Thursday, January 14, 2010

Co-Sleep / No-Sleep

We didn't co-sleep. Ben slept in a co-sleeper until he was around four months, then we moved him to his crib in his room. (For those of you who haven't geared up an infant in the last ten years, "co-sleeping" is putting the baby in bed with you, and a "co-sleeper" is a bassinet with three sides that attaches to the side of your bed so the baby is in reach but not actually in bed with you.)

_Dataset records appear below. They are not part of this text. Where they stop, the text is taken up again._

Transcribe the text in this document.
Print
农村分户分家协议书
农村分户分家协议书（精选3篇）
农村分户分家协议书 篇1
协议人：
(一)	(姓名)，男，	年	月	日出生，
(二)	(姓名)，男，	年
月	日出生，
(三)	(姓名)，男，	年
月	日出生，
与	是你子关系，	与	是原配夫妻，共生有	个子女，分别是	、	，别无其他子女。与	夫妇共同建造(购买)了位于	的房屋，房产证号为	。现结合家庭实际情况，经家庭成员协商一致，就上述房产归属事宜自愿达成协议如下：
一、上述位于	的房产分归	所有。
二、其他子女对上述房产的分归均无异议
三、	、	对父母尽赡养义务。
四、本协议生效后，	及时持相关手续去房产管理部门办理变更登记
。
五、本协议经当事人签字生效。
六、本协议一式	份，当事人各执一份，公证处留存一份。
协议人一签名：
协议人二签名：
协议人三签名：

I'm not philosophically opposed to co-sleeping, but it wasn't an option for me for a couple of reasons. One, I love pillows and blankets, and the recommendation for safety when co-sleeping with a newborn is not to have either. It seemed to me that the comfort offered by co-sleeping would be significantly reduced by stripping our bed. I didn't relish kicking out the dogs, either. Also, I like very much to read or watch TV in bed. At some point, I assumed, this child would be going to sleep before 9:00, and what was I going to do, headphones and booklights? This is my time to unwind, and the furtiveness would have bugged me. Possibly the biggest con for me, though, was the stories I'd heard of people trying to get toddlers or big kids into their own beds and having a hard time with it. Discipline and making big, uncomfortable, "for-your-own-good" transitions are so very much not my bag. It seemed easier, even during the hell of a sleep-resistant infancy, to buck up and Ferberize rather than buckle and co-sleep.

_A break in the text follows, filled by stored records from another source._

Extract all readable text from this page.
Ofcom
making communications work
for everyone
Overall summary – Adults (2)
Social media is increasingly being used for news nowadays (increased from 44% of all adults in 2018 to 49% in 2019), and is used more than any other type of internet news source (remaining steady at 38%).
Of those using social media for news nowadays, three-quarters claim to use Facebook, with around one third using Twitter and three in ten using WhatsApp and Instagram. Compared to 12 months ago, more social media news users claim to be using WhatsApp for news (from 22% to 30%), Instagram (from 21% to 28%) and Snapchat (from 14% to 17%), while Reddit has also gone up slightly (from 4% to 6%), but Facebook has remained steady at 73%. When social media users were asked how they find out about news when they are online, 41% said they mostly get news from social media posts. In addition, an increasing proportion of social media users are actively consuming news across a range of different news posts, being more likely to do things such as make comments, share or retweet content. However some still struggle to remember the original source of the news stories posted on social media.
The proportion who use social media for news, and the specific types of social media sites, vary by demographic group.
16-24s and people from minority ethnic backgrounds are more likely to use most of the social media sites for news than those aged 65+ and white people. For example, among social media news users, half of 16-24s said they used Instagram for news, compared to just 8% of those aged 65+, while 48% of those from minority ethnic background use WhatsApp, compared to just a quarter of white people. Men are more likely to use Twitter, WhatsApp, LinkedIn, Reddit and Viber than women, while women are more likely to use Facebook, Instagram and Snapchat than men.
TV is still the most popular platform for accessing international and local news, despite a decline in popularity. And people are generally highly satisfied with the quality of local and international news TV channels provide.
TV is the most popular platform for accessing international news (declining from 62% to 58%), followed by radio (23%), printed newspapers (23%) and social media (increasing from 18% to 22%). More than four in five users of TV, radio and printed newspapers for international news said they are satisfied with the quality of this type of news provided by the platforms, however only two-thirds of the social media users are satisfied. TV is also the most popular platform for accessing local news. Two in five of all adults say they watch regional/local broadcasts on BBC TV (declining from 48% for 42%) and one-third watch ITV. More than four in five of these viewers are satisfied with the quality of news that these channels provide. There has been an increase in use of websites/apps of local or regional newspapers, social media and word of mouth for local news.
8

I had friends at the time who were co-sleeping, and whose babies (and therefore whole families) slept great. I envied them their rest. Now, though, while Ben reliably sleeps through and requires at most a brief redirect (usually a cuddle in the rocking chair), most of those kids are having a tough time with the transition to their own rooms, which in a few cases corresponded unfortunately with the arrival of a new sibling. I also know former co-sleepers whose transitions were seamless, though it seems less common, just like I know families who transitioned to a crib and sleeping through without incident. (I should say I'm more or less conflating co-sleeping with other forms of not sleep training. If you, say, lie down with your toddler in his room for an hour so that he can fall asleep, I'm lumping you in with the co-sleepers.)

So it seems to me that it's a trade-off. At some point, presuming you eventually want the child in her own room, she will need to learn to put herself to sleep there, and put herself back to sleep when she wakes up there. No matter when it happens, whether in infancy or later, it is a tough lesson to learn, and it's tough on the whole household. I think you should do what works for your family, but it seems to me that there's a positive benefit to getting this unhappy stage over with sooner rather than later, especially if another baby is going to enter the scene.

1 comment:

Shopkeeper said...

Way back when...co-sleeping was kind of de-classe. Closest we got to it was a sweet wicker basket at the foot of the bed. Just having the baby in the room, though, was enough to keep the Mother from sleeping. So we tended to consign Baby to her own room early on, and go through as yet un-named "sleep-training". (Note: our transition was much easier than some because of Baby's disposition, not ours.)